Em 2016, fiz um intercâmbio de três meses em Dublin para melhorar meu inglês. Morei em residência estudantil e foi sem dúvidas a melhor experiência que já tive. Dividir a casa com pessoas de diferentes nacionalidades e costumes, da França, Turquia e Espanha, foi incrível e muito divertido. Eu subi 3 níveis de inglês, aprendi muito, mas acima de tudo foi uma jornada de autoconhecimento e experimentação, me fez perceber a minha capacidade de adaptação e de gostar muito do “novo”.

Em Dublin com os meus flatemates

As pessoas que são próximas me conhecem por ser determinada e detalhista. Determinada por perseguir meu sonho de estudar fora do meu estado, mesmo tendo passado em uma faculdade pública na minha cidade. Escolhi sair de casa, fazer faculdade fora, porque queria conhecer outro estado e pessoas de outras culturas, o que me abriria mais oportunidades. Quando fiz o intercâmbio, fui sozinha, juntei uma parte do dinheiro com a bolsa da iniciação científica e vendi brownie na faculdade para conhecer outros países e cidades. Acredito que ser detalhista, me marca por querer sempre garantir que tudo seja feito da melhor forma possível, eu costumo planejar e pensar em detalhes que possam ser o diferencial para atingir o resultado desejável, pensando em alternativas e soluções. Em alguns momentos, o ser detalhista me prejudicou por criar ansiedade e esperar atingir o perfeito, mas recebendo o feedback de outras pessoas e exercitando o pensamento autocrítico, foi possível tornar essa característica mais leve e um guia para fazer o melhor.

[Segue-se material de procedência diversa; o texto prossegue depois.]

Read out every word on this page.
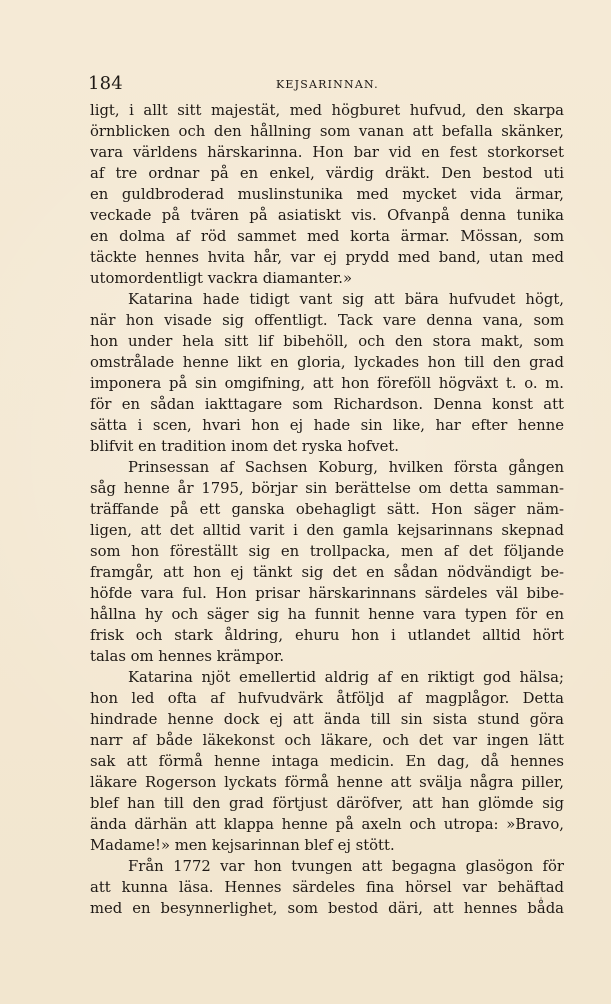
184	KEJSARINNAN.
ligt, i allt sitt majestät, med högburet hufvud, den skarpa
örnblicken och den hållning som vanan att befalla skänker,
vara världens härskarinna. Hon bar vid en fest storkorset
af tre ordnar på en enkel, värdig dräkt. Den bestod uti
en guldbroderad muslinstunika med mycket vida ärmar,
veckade på tvären på asiatiskt vis. Ofvanpå denna tunika
en dolma af röd sammet med korta ärmar. Mössan, som
täckte hennes hvita hår, var ej prydd med band, utan med
utomordentligt vackra diamanter.»
Katarina hade tidigt vant sig att bära hufvudet högt,
när hon visade sig offentligt. Tack vare denna vana, som
hon under hela sitt lif bibehöll, och den stora makt, som
omstrålade henne likt en gloria, lyckades hon till den grad
imponera på sin omgifning, att hon föreföll högväxt t. o. m.
för en sådan iakttagare som Richardson. Denna konst att
sätta i scen, hvari hon ej hade sin like, har efter henne
blifvit en tradition inom det ryska hofvet.
Prinsessan af Sachsen Koburg, hvilken första gången
såg henne år 1795, börjar sin berättelse om detta samman-
träffande på ett ganska obehagligt sätt. Hon säger näm-
ligen, att det alltid varit i den gamla kejsarinnans skepnad
som hon föreställt sig en trollpacka, men af det följande
framgår, att hon ej tänkt sig det en sådan nödvändigt be-
höfde vara ful. Hon prisar härskarinnans särdeles väl bibe-
hållna hy och säger sig ha funnit henne vara typen för en
frisk och stark åldring, ehuru hon i utlandet alltid hört
talas om hennes krämpor.
Katarina njöt emellertid aldrig af en riktigt god hälsa;
hon led ofta af hufvudvärk åtföljd af magplågor. Detta
hindrade henne dock ej att ända till sin sista stund göra
narr af både läkekonst och läkare, och det var ingen lätt
sak att förmå henne intaga medicin. En dag, då hennes
läkare Rogerson lyckats förmå henne att svälja några piller,
blef han till den grad förtjust däröfver, att han glömde sig
ända därhän att klappa henne på axeln och utropa: »Bravo,
Madame!» men kejsarinnan blef ej stött.
Från 1772 var hon tvungen att begagna glasögon för
att kunna läsa. Hennes särdeles fina hörsel var behäftad
med en besynnerlighet, som bestod däri, att hennes båda
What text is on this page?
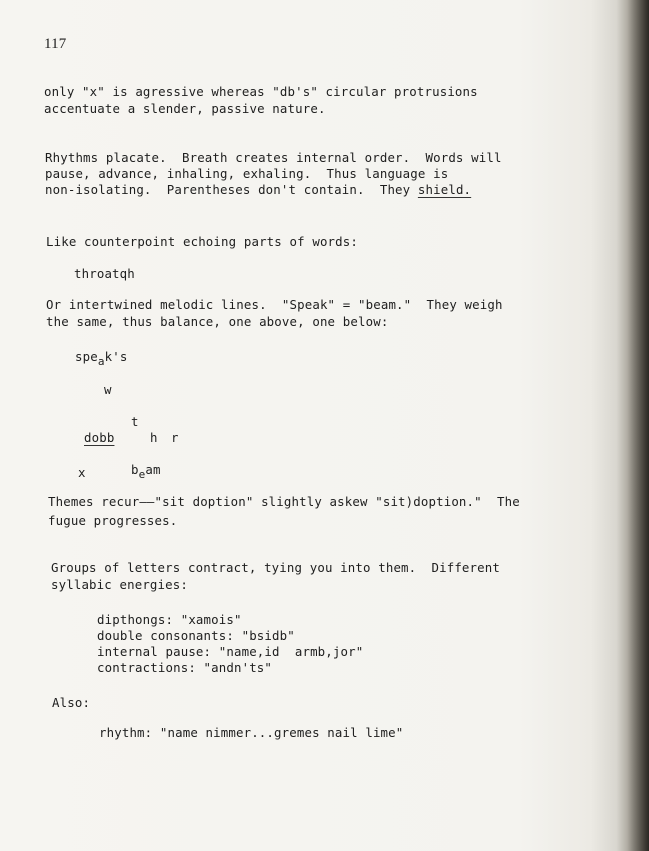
117
only "x" is agressive whereas "db's" circular protrusions
accentuate a slender, passive nature.
Rhythms placate.  Breath creates internal order.  Words will
pause, advance, inhaling, exhaling.  Thus language is
non-isolating.  Parentheses don't contain.  They shield.
Like counterpoint echoing parts of words:
throatqh
Or intertwined melodic lines.  "Speak" = "beam."  They weigh
the same, thus balance, one above, one below:
speak's
w
t
dobb	h r
x	beam
Themes recur——"sit doption" slightly askew "sit)doption."  The
fugue progresses.
Groups of letters contract, tying you into them.  Different
syllabic energies:
dipthongs: "xamois"
double consonants: "bsidb"
internal pause: "name,id  armb,jor"
contractions: "andn'ts"
Also:
rhythm: "name nimmer...gremes nail lime"
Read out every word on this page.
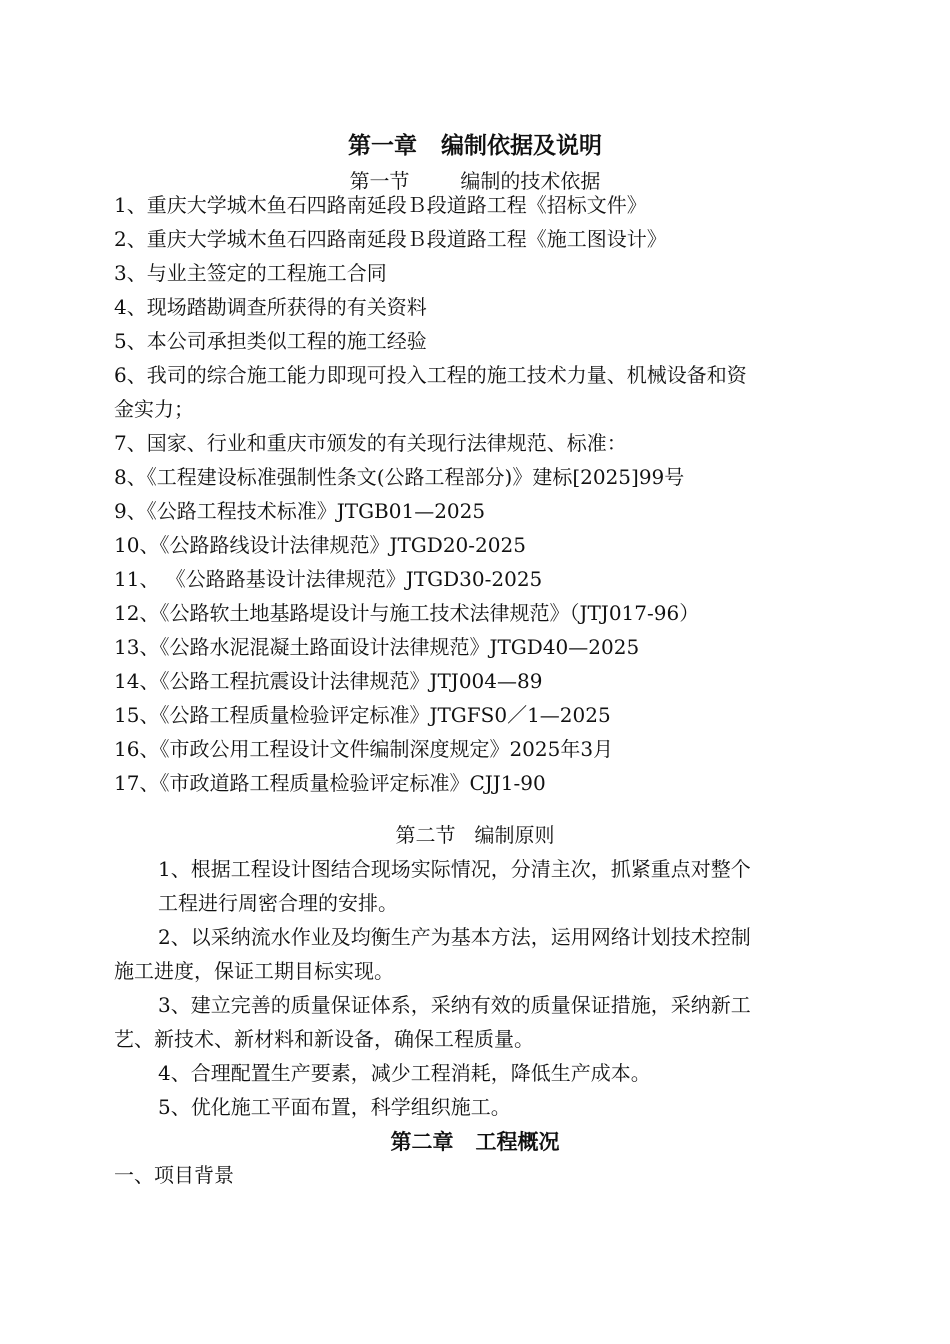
第一章   编制依据及说明
第一节        编制的技术依据
1、重庆大学城木鱼石四路南延段Ｂ段道路工程《招标文件》
2、重庆大学城木鱼石四路南延段Ｂ段道路工程《施工图设计》
3、与业主签定的工程施工合同
4、现场踏勘调查所获得的有关资料
5、本公司承担类似工程的施工经验
6、我司的综合施工能力即现可投入工程的施工技术力量、机械设备和资
金实力；
7、国家、行业和重庆市颁发的有关现行法律规范、标准：
8、《工程建设标准强制性条文(公路工程部分)》建标[2025]99号
9、《公路工程技术标准》JTGB01—2025
10、《公路路线设计法律规范》JTGD20-2025
11、 《公路路基设计法律规范》JTGD30-2025
12、《公路软土地基路堤设计与施工技术法律规范》（JTJ017-96）
13、《公路水泥混凝土路面设计法律规范》JTGD40—2025
14、《公路工程抗震设计法律规范》JTJ004—89
15、《公路工程质量检验评定标准》JTGFS0／1—2025
16、《市政公用工程设计文件编制深度规定》2025年3月
17、《市政道路工程质量检验评定标准》CJJ1-90
第二节   编制原则
1、根据工程设计图结合现场实际情况，分清主次，抓紧重点对整个
工程进行周密合理的安排。
2、以采纳流水作业及均衡生产为基本方法，运用网络计划技术控制
施工进度，保证工期目标实现。
3、建立完善的质量保证体系，采纳有效的质量保证措施，采纳新工
艺、新技术、新材料和新设备，确保工程质量。
4、合理配置生产要素，减少工程消耗，降低生产成本。
5、优化施工平面布置，科学组织施工。
第二章   工程概况
一、项目背景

Faço ballet desde os 3 anos, desenvolvi algumas habilidades como concentração, disciplina, confiança e persistência. A dança faz parte da minha personalidade e é uma forma de expressão, quando comecei era muito tímida e hoje, é um momento de relaxamento e mudança de foco durante a semana. Além da dança, eu me interesso por marketing social, e histórias inspiradoras, os livros e filmes que assisto são sobre pessoas que conseguiram mudar a sociedade com atitudes inspiradoras. Faço desde os 10 anos trabalho social com crianças e acredito que posso fazer diferença na vida de outra pessoa e também ser transformada nessa troca. É importante para mim que o meu trabalho esteja ligado a um bem maior, mesmo que dentro de uma empresa comercial.

Com as Crianças da ONG Casa do Pequeno Polegar

Passei por algumas empresas como estagiária e percebi que gosto de ser desafiada, quando as possibilidades de crescimento acabam, eu começo a buscar algo novo. Procuro um lugar onde eu possa me desenvolver com um propósito e me tornar uma líder inspiradora. A história da J&J foi um objeto de estudo em Branding e me identifico com a cultura organizacional da empresa, é fundamental para mim estar em uma empresa que respeite o trabalhador e reconheça a individualidade de cada um. O processo de trainee da J&J, me oferece a oportunidade de mudança de cenário, com garantia de crescimento profissional e desafios, para chegar no meu objetivo final de ser reconhecida por gerar impacto positivo na vida de outras pessoas.

Meu propósito, como dito anteriormente, é inspirar outras pessoas, tanto dentro do ambiente de trabalho, quanto fora. Quero ser lembrada por colocar em prática a mudança, empoderar as pessoas a minha volta, principalmente as mulheres, lembrando que tudo é possível. Espero, também, ser aquela avó cheia de histórias divertidas sobre viagens pelo mundo, que conhece diversas culturas, com a casa lotada de fotos com amigos e a família, e uma biblioteca incrível.